C’est avant tout l’occasion de s’interroger sur la manière de pratiquer l’enseignement. En veillant à ce que les étudiants, qui pourraient s’appuyer un peu trop sur les outils d’IA génératives pour conduire leurs travaux d’apprentissage, n’acquièrent pas suffisamment de connaissances de base.

De celles qui permettent d’appuyer par la suite des raisonnements plus complexes. Il pourrait y avoir un sentiment immédiat de gain de temps, mais qui viendrait fragiliser par la suite leur aptitude à appréhender des concepts plus élaborés. Avec à la clé, un affaiblissement des compétences initiales. D’autant que les modèles d’IA ne vont faire que s’améliorer, voire se spécialiser. Et donc devenir des assistants de plus en plus experts.

Valoriser la spécificité de l'esprit humain

C’est sans doute – dans un contexte de généralisation des IA – l’occasion d’accentuer ce qui fait la spécificité humaine. C’est-à-dire la capacité à combiner des informations de natures différentes, pour obtenir un résultat à un problème complexe. Dans le domaine de l’enseignement, cela signifie vraisemblablement qu’il faudra revoir les modes d’évaluation des compétences.

Avec des sujets d’examens qui feront appel à des domaines variés, et plus seulement la recension de données issues directement d’un cours théorique. Cela correspond à un travail dans un mode projet, qui exige de faire appel à une diversité de notions et d’expertises.

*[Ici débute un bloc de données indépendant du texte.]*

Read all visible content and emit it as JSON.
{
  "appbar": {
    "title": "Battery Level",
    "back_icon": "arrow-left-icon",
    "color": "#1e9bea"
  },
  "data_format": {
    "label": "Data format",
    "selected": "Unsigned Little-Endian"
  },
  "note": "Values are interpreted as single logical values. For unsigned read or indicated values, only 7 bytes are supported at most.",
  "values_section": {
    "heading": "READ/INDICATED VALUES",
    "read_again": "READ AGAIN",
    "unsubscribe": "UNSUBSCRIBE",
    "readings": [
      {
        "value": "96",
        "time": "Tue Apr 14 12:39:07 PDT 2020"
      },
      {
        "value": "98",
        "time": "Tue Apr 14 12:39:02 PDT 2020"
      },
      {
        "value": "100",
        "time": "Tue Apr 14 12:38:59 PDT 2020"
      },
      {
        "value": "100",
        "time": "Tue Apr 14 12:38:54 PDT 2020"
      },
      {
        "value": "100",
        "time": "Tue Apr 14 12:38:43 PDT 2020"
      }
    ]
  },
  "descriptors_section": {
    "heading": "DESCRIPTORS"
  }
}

Cela veut dire que les universités elles-mêmes vont devoir reconsidérer leurs modes d’enseignement. En s’interrogeant sur les matières et les domaines qui doivent impérativement faire partie du cursus initial. Et sur des formats révisés d’évaluation des connaissances acquises, et des modes d’exploitation croisée des différents savoir-faire.

Utilisée à bon escient, la calculatrice est un puissant renfort pour les étudiants, dès lors qu’ils connaissent les principes fondamentaux des mathématiques. On devrait agir de même avec l’IA. Pour que le déploiement de ces technologies ne se fasse pas au détriment des compétences des humains.